The supermarket stealth tax on not having your shit together has just increased by more than a third. Tesco this week followed Sainsbury’s lead earlier this month in increasing the charge for its Bag for Life from 30p to 40p.
The response from consumers has been predictably fevered – social media doing what it is designed to do and pitting opposing tribes against each other over the topic. On one side, shoppers raged at the “greedy bastards” at big supermarket HQ. On the other, people argued along the lines of ‘if you don’t like it, shut up and remember a reusable one next time’.
After the story was broken by The Grocer on Tuesday, Newsquest local titles ran with the curious headline: ‘Tesco shoppers disgraced as cost of Bags for Life increases’. Either an editing oversight, or play on the newly amplified shame of forgetting to bring bags with you.
Both sides of the shouting match have a point, and have it completely wrong at the same time.
Supermarkets by law must charge a minimum of 10p for a Bag for Life (and also replace them free of charge if returned when worn out). They face a fine for not charging. The government’s intention with the policy was that a charge would incentivise reusing bags. So where’s the other 30p going?
Likely not into executives’ pockets. “Once you’ve deducted reasonable costs, it’s expected that you’ll donate all proceeds to good causes, particularly environmental causes,” government guidelines say.
Although it certainly smells like a cynical cash grab on forgetful consumers, if any profiteering was happening on the bag front, it would be a genuine scandal. Bags for Life had been a curious exception to inflation everywhere else in grocery – with Sainsbury’s pointing out its reusable had remained at 30p for three years.
“We recently updated it to balance rising costs and our continued donations to good causes, including initiatives tackling food poverty, which are supported by all profits from the sales,” it said.
There’s probably been more than enough time by now for us all to have formed new habits and remember a bag whenever we pop out. Keys, wallet, phone, bags. But those taking the moral high ground – perhaps driving up in a car boot bulging with bags ‘so they’re simply always there when you’ll need them’ – are ignoring the fact supermarkets plough enormous resource into tempting us into stores when we weren’t planning to go, and while there making more impulse purchases than our bag requirement calculations had factored for.

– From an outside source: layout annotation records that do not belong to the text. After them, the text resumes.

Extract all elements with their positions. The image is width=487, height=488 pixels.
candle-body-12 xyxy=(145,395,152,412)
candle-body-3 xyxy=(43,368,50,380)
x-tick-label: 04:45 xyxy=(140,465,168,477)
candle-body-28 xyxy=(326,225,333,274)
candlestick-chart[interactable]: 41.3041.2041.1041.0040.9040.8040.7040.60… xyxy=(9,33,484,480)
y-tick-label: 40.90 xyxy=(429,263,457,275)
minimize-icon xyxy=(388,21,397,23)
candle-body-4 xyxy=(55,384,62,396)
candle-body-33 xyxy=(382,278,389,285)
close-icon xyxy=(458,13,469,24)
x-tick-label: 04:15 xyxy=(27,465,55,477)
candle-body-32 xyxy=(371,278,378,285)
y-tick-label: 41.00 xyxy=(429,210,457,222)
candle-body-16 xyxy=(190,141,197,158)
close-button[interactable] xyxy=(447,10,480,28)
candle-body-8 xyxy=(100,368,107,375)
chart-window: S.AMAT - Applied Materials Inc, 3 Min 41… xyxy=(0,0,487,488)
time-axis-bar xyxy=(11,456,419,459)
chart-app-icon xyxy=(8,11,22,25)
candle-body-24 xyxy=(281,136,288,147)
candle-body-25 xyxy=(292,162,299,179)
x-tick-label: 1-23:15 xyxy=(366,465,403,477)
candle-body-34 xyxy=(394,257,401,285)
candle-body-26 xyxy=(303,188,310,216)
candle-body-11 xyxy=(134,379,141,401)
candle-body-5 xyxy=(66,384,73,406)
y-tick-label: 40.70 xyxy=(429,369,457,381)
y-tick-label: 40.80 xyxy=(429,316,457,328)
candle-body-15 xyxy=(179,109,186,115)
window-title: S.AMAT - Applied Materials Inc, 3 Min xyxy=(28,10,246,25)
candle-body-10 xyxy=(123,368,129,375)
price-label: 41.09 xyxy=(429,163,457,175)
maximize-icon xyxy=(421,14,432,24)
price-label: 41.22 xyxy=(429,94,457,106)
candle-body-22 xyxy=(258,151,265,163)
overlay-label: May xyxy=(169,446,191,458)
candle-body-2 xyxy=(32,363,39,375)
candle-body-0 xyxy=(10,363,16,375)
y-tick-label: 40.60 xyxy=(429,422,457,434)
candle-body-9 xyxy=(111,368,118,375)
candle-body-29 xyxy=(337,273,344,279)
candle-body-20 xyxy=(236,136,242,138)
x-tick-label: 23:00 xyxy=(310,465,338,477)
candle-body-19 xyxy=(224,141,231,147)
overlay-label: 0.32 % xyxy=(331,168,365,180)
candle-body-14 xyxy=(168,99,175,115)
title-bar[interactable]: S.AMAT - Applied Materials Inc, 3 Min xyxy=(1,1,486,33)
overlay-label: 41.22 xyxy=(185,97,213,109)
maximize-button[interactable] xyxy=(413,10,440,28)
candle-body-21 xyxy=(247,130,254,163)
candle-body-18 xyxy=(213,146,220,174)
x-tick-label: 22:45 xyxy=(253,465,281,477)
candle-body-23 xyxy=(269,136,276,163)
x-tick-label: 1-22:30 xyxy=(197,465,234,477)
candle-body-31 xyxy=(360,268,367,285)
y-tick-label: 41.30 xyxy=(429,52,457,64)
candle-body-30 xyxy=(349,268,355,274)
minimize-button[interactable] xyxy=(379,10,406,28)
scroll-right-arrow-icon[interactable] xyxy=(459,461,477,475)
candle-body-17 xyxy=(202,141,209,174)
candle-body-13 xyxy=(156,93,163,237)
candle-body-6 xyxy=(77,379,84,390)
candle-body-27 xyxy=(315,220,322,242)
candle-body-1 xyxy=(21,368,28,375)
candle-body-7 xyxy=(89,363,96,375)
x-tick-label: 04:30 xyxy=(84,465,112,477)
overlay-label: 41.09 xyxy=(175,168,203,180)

The bag charge was the stick in the government’s original policy. It’s mostly worked for single-use bags: sales are down by the boatload since it was introduced, though have crept up in the last count. Bags for life sales don’t have to be reported, so it’s hard to gauge how consumers are actually reusing them or not – the Co-op argues many shoppers “have simply traded up”.
But in the wake of the price hikes, it’s now on supermarkets to start thinking more about carrots for consumers to remember their bags. Loyalty programmes present the perfect place for this – prizes for not scanning a new bag for life four weeks in a row, for example. Otherwise, pushing up the price of something no one ever wants to buy, but sometimes has to – more so as we head towards the frazzled frenzy of Christmas shopping – could be taken as plain mean-spirited.